Sarepta Therapeutics Faces Major Setback as FDA Halts Elevidys Shipments Amid Safety Concerns

Sarepta Therapeutics, a biotechnology company specializing in gene therapies, is facing significant challenges following a series of patient deaths and subsequent regulatory actions. The U.S. Food and Drug Administration (FDA) has paused shipments of Elevidys, Sarepta's gene therapy for Duchenne muscular dystrophy (DMD), and revoked the company's platform designation for its viral vector technology.

Patient Deaths Trigger FDA Investigation

Three patient deaths have been reported in connection with Sarepta's gene therapies. Two deaths were linked to Elevidys, leading to the addition of a black box warning for acute liver injury and acute liver failure. A third death occurred in a patient receiving an investigational gene therapy for limb girdle muscular dystrophy (LGMD).

The FDA's response to these incidents has been swift and severe. On July 22, 2025, the regulator paused all LGMD clinical trials, revoked Sarepta's platform designation for its viral vector technology, and requested the discontinuation of all Elevidys shipments in the United States.

Transparency Issues and Market Reaction

Sarepta's handling of the situation has raised concerns about transparency. The company initially failed to disclose the third patient death during a corporate restructuring announcement on July 16, claiming it was "neither material nor central to the topics at hand." This lack of transparency has damaged investor trust, with 85% of investors surveyed by BMO Capital Markets rating Sarepta's management credibility as 2 or lower on a scale of 1 to 10.

The market reaction to these events has been severe. Sarepta's stock price has plummeted from $125 at the start of the year to less than $13, with its market capitalization falling from $15 billion in June 2024 to just over $1.2 billion.

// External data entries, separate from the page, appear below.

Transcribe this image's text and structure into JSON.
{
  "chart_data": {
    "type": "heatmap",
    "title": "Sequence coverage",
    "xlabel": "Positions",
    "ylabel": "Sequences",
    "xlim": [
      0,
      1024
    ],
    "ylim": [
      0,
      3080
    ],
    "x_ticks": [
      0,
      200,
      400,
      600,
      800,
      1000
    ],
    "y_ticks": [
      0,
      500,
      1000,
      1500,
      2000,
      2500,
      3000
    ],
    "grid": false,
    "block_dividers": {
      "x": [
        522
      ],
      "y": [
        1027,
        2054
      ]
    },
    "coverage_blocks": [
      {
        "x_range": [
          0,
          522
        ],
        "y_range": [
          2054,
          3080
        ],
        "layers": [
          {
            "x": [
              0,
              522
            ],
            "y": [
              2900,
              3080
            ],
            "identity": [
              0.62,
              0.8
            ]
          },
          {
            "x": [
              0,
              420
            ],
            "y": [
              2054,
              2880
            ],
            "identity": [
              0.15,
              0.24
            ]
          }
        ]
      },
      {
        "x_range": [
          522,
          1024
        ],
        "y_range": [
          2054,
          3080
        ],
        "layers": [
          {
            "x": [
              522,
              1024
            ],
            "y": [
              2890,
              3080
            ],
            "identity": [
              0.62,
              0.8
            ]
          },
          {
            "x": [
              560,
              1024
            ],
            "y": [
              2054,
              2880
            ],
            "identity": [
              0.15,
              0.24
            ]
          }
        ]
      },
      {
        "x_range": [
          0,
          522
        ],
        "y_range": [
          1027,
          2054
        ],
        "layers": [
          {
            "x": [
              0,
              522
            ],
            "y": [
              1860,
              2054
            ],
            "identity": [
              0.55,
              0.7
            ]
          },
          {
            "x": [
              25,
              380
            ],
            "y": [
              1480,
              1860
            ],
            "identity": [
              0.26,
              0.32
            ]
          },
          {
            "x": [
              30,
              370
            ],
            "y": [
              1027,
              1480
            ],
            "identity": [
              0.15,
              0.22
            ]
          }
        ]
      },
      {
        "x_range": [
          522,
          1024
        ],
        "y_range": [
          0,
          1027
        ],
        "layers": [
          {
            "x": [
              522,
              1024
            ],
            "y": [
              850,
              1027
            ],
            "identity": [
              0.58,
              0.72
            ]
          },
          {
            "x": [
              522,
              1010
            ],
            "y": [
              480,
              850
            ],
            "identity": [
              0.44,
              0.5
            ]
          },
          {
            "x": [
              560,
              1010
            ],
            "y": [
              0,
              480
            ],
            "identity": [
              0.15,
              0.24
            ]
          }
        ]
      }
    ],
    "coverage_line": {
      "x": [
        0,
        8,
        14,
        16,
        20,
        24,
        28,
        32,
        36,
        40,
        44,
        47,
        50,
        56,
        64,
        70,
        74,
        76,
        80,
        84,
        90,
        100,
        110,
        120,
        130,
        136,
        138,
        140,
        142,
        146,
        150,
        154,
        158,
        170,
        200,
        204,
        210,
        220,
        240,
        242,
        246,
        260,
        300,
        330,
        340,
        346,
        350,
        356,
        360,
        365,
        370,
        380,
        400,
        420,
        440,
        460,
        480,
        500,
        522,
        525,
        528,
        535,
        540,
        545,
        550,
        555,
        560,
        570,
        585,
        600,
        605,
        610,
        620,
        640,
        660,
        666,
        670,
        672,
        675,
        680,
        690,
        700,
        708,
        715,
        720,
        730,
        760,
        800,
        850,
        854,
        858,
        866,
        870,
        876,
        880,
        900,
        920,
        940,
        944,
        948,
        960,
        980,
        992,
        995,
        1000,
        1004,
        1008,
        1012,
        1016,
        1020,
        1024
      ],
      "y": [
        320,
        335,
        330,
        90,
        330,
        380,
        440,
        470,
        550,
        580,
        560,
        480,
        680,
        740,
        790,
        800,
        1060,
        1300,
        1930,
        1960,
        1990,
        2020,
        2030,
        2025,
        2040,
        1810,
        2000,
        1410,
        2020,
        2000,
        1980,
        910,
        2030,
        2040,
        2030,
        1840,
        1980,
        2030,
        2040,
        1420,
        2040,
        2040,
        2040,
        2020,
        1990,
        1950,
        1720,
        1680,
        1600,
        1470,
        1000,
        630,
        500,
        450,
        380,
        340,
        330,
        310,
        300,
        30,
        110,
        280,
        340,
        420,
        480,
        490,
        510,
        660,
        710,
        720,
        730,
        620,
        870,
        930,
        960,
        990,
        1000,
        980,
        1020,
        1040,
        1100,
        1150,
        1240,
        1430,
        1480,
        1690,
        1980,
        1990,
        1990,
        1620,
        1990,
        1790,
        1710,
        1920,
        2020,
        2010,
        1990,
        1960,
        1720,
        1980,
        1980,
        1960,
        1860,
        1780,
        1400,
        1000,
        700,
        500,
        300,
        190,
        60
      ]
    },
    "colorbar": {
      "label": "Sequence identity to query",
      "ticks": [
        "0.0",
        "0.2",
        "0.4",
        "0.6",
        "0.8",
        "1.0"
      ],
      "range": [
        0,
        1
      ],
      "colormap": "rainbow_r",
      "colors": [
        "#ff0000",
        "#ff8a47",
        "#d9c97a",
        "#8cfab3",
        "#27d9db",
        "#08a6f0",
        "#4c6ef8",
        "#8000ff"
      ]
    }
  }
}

Uncertain Future for Elevidys and Sarepta

The FDA is now considering revoking Elevidys' approval altogether, citing concerns about the therapy's safety and efficacy. FDA Commissioner Marty Makary told Bloomberg News that the agency is evaluating this option, while Center for Biologics Evaluation and Research Director Vinay Prasad stated, "The FDA will not allow products whose harms are greater than benefits."

The Duchenne patient community is particularly affected by these developments. Parent Project Muscular Dystrophy (PPMD), an advocacy group, expressed deep concern and called for clarity and transparency from both Sarepta and the FDA.

As Sarepta navigates this crisis, the pharmaceutical industry watches closely. The company's ability to recover remains uncertain, with analysts predicting continued volatility and challenges in rebuilding trust with investors, patients, and regulators.